Reply to post: Re: Shambolic

Home Office cops an earful for emergency network feck-ups - £3bn overbudget and 3 years late

Commswonk

Re: Shambolic

Add to that coverage is till pathetic - if you cannot use a EE cellphone on 4G somewhere, this system won't work.

It's not just coverage; it's also capacity - the capacity to handle normal "civil" traffic while still handling a potentially high emergency services demand in the event of a major incident.

They have not started the aircraft (helicopter) coverage part. This was hard enough in TETRA as an aircraft has line of sight to too many base stations. My suspicion is that it will require a new overlay network, not costed yet.

It was a problem with TETRA, but IIRC the matter was resolved in software by forcing airborne terminals to ignore the majority of fixed sites (or timeslots within sites) and vice versa.

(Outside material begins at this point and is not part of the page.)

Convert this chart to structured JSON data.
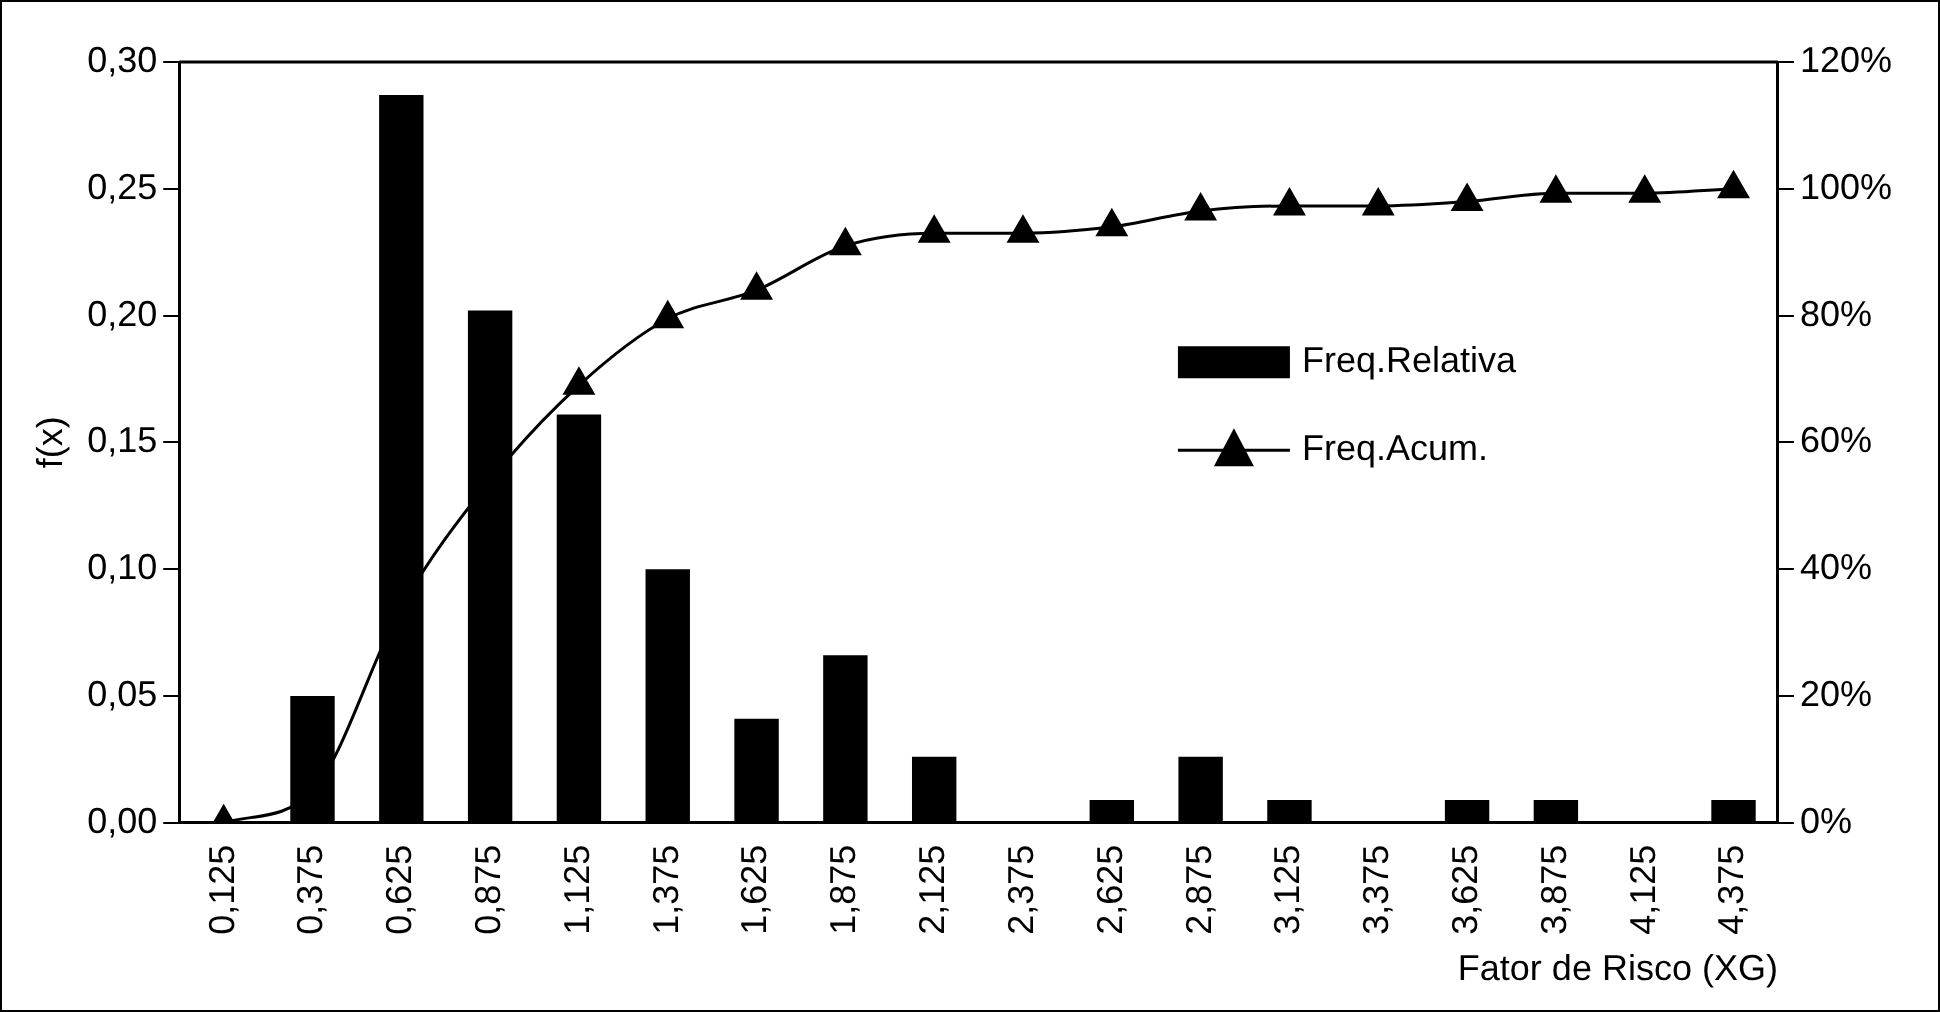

I've commented previously about politicians and technology not mixing well (if at all) but in this case the civil service is so heavily involved (as was bound to be the case) that there is almost no hope.

What became Airwave spent a long time in development (as PSRCP if memory serves) back in the mid to late 90s with proper proof of concept trials and all the rest of it before any major contracts being placed. Even then some promised caabilities never materialised because they were too demanding of time and bandwidth and were thus incompatible with ordinary speech traffic. Sales triumphing over engineering realities once again...

I suspect that in the case of ESN engineering realities were firmly locked out of any discussions so that only Sales were involved, with the consequences being all too predictable. As far as I can see contracts were awarded without anyone being required to demonstrate a pilot system or equipment working, and the outcome is that with a lot of time having passed and a lot of money spent we are no closer to having a working system rolling out than we were several years ago.

One thing ought to emerge at the end of it; a classic object lesson in failed procurement that can be studied in minute detail without any significant chance of the same blunders being avoided on some future project.